Naquele dia, notou-se várias ausências entre os ministros; o avô materno já não comparecia, mantendo-se em um estado de aposentadoria ativa.

Faltavam muitos rostos antigos, substituídos por novos. Entre eles, Ma Zhou, recém-nomeado censor imperial e agora também da corte; Liu Ji, Gao Jifu e outros, todos novatos.

Ao final da audiência, como sempre, Li Chengqian esperou que os ministros deixassem o Palácio Taiji para então sair.

Parado nos degraus, olhou para a ampla praça, ao longe via-se o Portão Chengtian.

Mais uma vez, discutiu-se o Festival do Sétimo Dia do Sétimo Mês.

Desde o Livro das Odes, e pela dinastia Han, essa sempre foi uma data auspiciosa. Só mais tarde, graças ao poema “Canto do Eterno Lamento” de Bai Juyi, passou a ser vista com alguma tristeza.

De qualquer modo, naquele tempo, o festival ainda era feliz.
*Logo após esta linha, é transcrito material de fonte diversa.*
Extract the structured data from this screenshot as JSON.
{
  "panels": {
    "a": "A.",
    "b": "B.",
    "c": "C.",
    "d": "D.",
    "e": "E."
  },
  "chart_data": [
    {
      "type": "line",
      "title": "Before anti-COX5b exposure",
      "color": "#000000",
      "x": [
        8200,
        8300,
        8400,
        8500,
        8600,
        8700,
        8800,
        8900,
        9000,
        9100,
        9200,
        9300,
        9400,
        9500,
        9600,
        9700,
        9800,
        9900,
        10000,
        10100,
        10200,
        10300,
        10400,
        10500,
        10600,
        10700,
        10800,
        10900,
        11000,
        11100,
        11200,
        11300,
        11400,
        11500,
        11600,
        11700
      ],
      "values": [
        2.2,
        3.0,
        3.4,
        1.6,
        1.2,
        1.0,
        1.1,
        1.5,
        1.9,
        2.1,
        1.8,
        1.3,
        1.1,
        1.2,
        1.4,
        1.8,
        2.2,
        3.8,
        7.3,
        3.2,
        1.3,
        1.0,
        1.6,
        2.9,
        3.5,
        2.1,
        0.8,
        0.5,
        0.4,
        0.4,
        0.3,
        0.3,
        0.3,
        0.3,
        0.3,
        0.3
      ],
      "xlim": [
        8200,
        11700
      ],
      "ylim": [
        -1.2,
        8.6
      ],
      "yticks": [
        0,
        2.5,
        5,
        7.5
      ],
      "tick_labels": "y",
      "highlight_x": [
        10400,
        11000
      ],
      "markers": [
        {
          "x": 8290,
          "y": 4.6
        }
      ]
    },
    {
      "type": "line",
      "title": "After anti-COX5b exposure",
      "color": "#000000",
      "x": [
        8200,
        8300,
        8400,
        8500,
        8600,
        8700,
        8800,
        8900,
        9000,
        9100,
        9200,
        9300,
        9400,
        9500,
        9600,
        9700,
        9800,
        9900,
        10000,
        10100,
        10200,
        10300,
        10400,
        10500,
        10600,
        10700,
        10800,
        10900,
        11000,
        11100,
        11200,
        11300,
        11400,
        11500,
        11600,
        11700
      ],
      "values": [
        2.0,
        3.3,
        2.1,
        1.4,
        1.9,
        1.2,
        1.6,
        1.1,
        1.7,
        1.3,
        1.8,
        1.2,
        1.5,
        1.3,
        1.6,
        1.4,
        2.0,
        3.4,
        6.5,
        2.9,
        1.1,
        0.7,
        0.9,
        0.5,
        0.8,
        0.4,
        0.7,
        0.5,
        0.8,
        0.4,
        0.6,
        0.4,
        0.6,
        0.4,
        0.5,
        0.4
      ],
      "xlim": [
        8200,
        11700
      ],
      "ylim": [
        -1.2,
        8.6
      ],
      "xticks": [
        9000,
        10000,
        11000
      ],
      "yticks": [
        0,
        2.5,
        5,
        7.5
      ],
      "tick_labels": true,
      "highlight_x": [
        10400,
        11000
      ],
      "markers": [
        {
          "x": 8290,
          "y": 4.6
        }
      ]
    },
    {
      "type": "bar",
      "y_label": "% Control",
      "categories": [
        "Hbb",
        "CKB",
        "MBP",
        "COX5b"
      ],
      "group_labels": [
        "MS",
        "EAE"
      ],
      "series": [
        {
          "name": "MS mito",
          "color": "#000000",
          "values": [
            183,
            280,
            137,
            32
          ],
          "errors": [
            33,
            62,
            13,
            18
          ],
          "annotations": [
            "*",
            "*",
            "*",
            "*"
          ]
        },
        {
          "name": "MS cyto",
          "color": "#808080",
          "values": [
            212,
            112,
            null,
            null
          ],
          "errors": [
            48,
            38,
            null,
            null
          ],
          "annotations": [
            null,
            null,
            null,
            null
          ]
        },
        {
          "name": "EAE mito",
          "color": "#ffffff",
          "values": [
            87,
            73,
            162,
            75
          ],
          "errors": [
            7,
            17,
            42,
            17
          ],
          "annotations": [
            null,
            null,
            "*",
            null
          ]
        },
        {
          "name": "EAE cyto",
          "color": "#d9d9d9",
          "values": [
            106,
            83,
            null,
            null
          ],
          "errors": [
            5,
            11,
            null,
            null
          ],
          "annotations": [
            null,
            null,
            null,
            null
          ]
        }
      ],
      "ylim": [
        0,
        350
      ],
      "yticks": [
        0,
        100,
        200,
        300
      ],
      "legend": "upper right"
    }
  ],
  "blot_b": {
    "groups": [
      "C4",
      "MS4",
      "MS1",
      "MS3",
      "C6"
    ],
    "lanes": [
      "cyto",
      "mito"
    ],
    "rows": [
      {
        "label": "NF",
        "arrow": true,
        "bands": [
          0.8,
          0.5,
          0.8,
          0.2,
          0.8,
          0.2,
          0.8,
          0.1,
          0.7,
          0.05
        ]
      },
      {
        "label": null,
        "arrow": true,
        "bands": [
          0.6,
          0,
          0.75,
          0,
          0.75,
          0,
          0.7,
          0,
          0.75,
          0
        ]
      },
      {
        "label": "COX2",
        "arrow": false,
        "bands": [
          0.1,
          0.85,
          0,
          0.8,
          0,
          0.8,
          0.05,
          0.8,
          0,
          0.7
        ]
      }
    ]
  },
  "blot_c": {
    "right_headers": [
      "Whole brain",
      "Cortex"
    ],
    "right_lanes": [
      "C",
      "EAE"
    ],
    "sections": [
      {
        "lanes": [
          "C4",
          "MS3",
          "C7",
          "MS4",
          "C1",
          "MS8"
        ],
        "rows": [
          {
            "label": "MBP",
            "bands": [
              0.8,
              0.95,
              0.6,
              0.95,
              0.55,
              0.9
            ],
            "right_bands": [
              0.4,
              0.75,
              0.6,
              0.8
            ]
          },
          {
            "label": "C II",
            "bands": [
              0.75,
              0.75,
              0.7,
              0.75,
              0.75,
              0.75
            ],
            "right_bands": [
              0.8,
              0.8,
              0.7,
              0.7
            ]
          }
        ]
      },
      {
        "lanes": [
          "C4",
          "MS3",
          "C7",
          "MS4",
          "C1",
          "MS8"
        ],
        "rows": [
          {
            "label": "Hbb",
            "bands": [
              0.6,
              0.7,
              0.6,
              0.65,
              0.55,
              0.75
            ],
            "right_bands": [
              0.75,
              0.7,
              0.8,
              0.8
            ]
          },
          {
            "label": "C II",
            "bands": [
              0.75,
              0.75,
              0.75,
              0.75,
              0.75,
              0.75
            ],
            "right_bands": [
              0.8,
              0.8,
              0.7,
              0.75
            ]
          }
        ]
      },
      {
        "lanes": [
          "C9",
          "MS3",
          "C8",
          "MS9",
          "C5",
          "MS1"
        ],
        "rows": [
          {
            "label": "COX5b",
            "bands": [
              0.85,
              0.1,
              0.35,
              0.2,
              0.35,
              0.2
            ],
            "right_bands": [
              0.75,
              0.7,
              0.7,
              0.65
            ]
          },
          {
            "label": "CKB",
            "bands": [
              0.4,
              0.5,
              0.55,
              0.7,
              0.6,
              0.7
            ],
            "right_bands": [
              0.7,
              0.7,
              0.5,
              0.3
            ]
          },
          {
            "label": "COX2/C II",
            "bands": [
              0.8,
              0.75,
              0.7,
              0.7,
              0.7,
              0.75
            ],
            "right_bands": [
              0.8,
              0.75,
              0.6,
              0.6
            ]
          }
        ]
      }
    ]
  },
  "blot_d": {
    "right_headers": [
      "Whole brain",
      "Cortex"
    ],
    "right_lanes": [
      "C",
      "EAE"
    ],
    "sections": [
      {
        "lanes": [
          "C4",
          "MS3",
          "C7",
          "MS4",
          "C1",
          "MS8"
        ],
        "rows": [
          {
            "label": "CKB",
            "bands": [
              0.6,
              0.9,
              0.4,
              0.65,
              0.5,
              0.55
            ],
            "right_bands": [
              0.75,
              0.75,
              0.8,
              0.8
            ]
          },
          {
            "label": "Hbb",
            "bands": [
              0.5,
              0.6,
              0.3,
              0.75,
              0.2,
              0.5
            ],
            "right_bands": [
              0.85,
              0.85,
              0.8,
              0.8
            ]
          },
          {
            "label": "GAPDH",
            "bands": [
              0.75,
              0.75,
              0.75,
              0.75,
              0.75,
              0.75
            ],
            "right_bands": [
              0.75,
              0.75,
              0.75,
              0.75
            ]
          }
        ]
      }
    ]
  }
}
Descendo os degraus, sentiu uma sombra ao lado. Andou mais um pouco e a sombra seguia junto.

Olhando para trás, identificou o dono: era o tio imperial Li Xiaogong.

Li Chengqian parou e cumprimentou: “Tio, por que me segue?”

Li Xiaogong apressou o passo: “Para jogar cartas!”

Li Chengqian retrucou: “Tio, não costumo brincar com isso.”

“Se tivesse me ensinado antes, não teria perdido cem mil moedas em um mês.”

“E então, quer que o Palácio do Leste pague suas perdas?”

“Não precisa disso, mas tenho algo a conversar.”

“Ah...” Li Chengqian entendeu: “Tio, vamos ao Salão Chongwen.”

Li Xiaogong foi rapidamente ao salão ao lado do Palácio do Leste, onde, como de hábito, havia uma cesta de macarrão, carne de carneiro e um pouco de couve fermentada.

Sentou-se antes de começar a comer e comentou: “Ouvi dizer que foi você quem inventou esse jogo. Por que não joga?”

Li Chengqian sentou-se de pernas cruzadas à mesa do tio, serviu água para esfriar: “Porque não tenho adversário à altura.”

“Que arrogância...”

Li Xiaogong quase retrucou, mas conteve as palavras, olhando para o sobrinho com certo receio.

Resignado, pegou os hashis e riu: “Deixa pra lá, melhor não espalharem que estou humilhando o mais novo.”

Li Chengqian sentou-se direito: “O que o tio deseja me dizer?”

Li Xiaogong pegou um pouco de couve, mastigando: “Está saborosa, como foi feita?”

“Coma à vontade. Está um pouco salgada, não coma tudo de uma vez.”

“Lembra daquele censor que te denunciou por ter voltado atrás no caso de Zhao Jie?”

Li Chengqian respondeu friamente: “Ele não está morto?”

Li Xiaogong resmungou.

Li Chengqian franziu a testa: “O Tribunal Supremo não encerrou o caso? Dizem que foi suicídio.”

Li Xiaogong olhou ao redor e baixou a voz: “Não foi suicídio; foi sua tia quem o matou. Sabe por quê?”

Li Chengqian silenciou.

“Ora, sua tia temia desagradar Gao Shilian. Seu avô materno era ministro, responsável pelas promoções, e ela temia prejudicar a carreira do marido, então mandou matar o homem.”

Com um misto de indiferença e leve pena, Li Chengqian balançou a cabeça: “Para salvar a carreira, matou um homem. Que habilidade impressionante.”

“Agora Ma Zhou descobriu tudo e escancarou. Vai ser o fim da sua tia, e seu avô materno perderá o cargo para seu tio Zhangsun Wuji.”